# new additions



## gaz44 (May 21, 2009)

looks like christmas could be a slightly manic affair in my home.
eight new additions nearly ready to run riot.


----------



## joedenise (Jul 20, 2007)

What make Gaz

joe


----------



## janet1 (Feb 10, 2012)

Beautiful Rotties I think. Absolutely georgeous!! x


----------



## gaz44 (May 21, 2009)

pupps are dobermanns,
small and fat at the moment, three weeks old tomorow.
were in the calm before the storm at the moment.


----------



## gaz44 (May 21, 2009)

in a couple of years they look some thing like this.....


----------



## motormouth (Jul 3, 2010)

With or without tails???


----------



## Sprinta (Sep 15, 2010)

"Ok you got my attention pointing over there with your right hand - what are you about to do with the left ?


----------



## LadyJ (May 9, 2005)

Oh lovely Gary I'd love one but I don't think the terrorists would somehow :lol: give mum a hug from me



Jacquie


----------



## gaz44 (May 21, 2009)

motormouth said:


> With or without tails???


have to have tails now im afraid.


----------



## gaz44 (May 21, 2009)

LadyJ said:


> Oh lovely Gary I'd love one but I don't think the terrorists would somehow :lol: give mum a hug from me
> 
> Jacquie


thanks jacquie, 
it must of been the sea air, we had to go back to brean the week after the rally for the dirty deed, as the stud dog was on holliday  
the sites had no vw's this time, but were full of cowboys and indians.


----------



## motormouth (Jul 3, 2010)

gaz44 said:


> motormouth said:
> 
> 
> > With or without tails???
> ...


I hadn't realised that. :roll:


----------



## Pusser (May 9, 2005)

Nice to see something being born and brand new and a change from all the dying in the world.

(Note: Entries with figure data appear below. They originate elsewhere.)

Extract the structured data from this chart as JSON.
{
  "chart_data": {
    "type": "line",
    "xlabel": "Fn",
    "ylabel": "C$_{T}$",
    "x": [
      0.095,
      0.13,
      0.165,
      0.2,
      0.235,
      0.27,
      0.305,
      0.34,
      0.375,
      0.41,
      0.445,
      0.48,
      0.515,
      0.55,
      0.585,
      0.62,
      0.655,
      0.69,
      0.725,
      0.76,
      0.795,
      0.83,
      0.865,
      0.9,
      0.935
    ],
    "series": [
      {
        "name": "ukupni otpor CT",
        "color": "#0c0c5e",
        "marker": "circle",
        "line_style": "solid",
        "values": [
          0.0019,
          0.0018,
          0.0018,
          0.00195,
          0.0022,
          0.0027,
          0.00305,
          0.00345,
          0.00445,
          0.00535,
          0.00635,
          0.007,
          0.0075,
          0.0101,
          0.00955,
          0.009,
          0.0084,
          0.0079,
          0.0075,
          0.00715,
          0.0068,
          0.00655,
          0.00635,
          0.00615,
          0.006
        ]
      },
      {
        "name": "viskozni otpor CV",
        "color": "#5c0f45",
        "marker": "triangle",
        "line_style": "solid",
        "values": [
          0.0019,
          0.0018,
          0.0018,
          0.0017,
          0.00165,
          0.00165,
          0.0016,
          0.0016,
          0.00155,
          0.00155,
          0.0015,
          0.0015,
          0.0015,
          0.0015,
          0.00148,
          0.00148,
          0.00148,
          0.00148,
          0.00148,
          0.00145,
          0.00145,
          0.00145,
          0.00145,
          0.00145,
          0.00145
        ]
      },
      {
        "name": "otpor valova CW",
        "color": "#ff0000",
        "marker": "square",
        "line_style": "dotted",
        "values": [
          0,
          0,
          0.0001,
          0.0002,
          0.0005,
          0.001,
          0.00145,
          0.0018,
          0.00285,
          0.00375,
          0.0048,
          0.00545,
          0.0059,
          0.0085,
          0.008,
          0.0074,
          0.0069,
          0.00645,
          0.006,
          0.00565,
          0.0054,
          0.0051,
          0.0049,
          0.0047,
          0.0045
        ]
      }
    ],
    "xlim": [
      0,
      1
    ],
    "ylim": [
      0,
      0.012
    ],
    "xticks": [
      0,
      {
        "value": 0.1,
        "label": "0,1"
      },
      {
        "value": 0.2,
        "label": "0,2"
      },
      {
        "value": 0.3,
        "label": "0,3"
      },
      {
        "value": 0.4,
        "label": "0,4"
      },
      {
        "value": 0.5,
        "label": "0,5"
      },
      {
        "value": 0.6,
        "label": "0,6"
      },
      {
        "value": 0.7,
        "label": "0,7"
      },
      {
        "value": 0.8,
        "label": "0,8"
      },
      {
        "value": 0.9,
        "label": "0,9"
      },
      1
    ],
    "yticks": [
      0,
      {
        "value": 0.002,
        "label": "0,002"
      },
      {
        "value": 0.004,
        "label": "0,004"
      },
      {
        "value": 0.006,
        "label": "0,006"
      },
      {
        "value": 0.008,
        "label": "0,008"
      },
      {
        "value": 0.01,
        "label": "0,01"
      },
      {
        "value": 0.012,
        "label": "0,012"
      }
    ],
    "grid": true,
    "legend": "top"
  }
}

Silly question but do animals suffer morning sickness like Duchcam did.?


----------



## Hezbez (Feb 7, 2009)

gaz44 said:


> have to have tails now im afraid.


Why do you prefer them without tails?
I like the more 'au natural' look.


----------



## gaz44 (May 21, 2009)

Hezbez said:


> gaz44 said:
> 
> 
> > have to have tails now im afraid.
> ...


weve had dobe's for 30 years, and we still have an older girl with a docked tail.
it is her daughter who has just had the pups.
I have to admit i do prefer them without, but our other two both have full tails, now that a few years have passed it does honestly feel the way they should be.


----------



## gaz44 (May 21, 2009)

Hezbez said:


> gaz44 said:
> 
> 
> > have to have tails now im afraid.
> ...


weve had dobe's for 30 years, and we still have an older girl with a docked tail.
it is her daughter who has just had the pups.
I have to admit i do prefer them without, but our other two both have full tails, now that a few years have passed it does honestly feel the way they should be.


----------



## gaz44 (May 21, 2009)

heres an update, 
five weeks old yesterday,
although their super cute at the moment, ill be happier when there all sold as i think three in the house is enough, tho the wife wont agree.


----------



## gaz44 (May 21, 2009)

http://static.photobucket.com/player.swf


----------



## 4maddogs (May 4, 2010)

gaz44 said:


> motormouth said:
> 
> 
> > With or without tails???
> ...


Do you prefer them docked? Why do they dock Dobs?

I have springer spaniels and have mixed feelings as my 5 year old has had to have her tail amputated as she damaged it all the time. One of the others was docked (illegally I think...they are rescues), and the other has a high and very feathered tail and has never hurt it.

Poor Maddie is suffering with her dock now so, although I prefer to see a full tail, I realise that sometimes a dock is best.

Beautiful pups, you have there.


----------



## 4maddogs (May 4, 2010)

Oops, sorry just read the rest!

Just as cute a few weeks on.


----------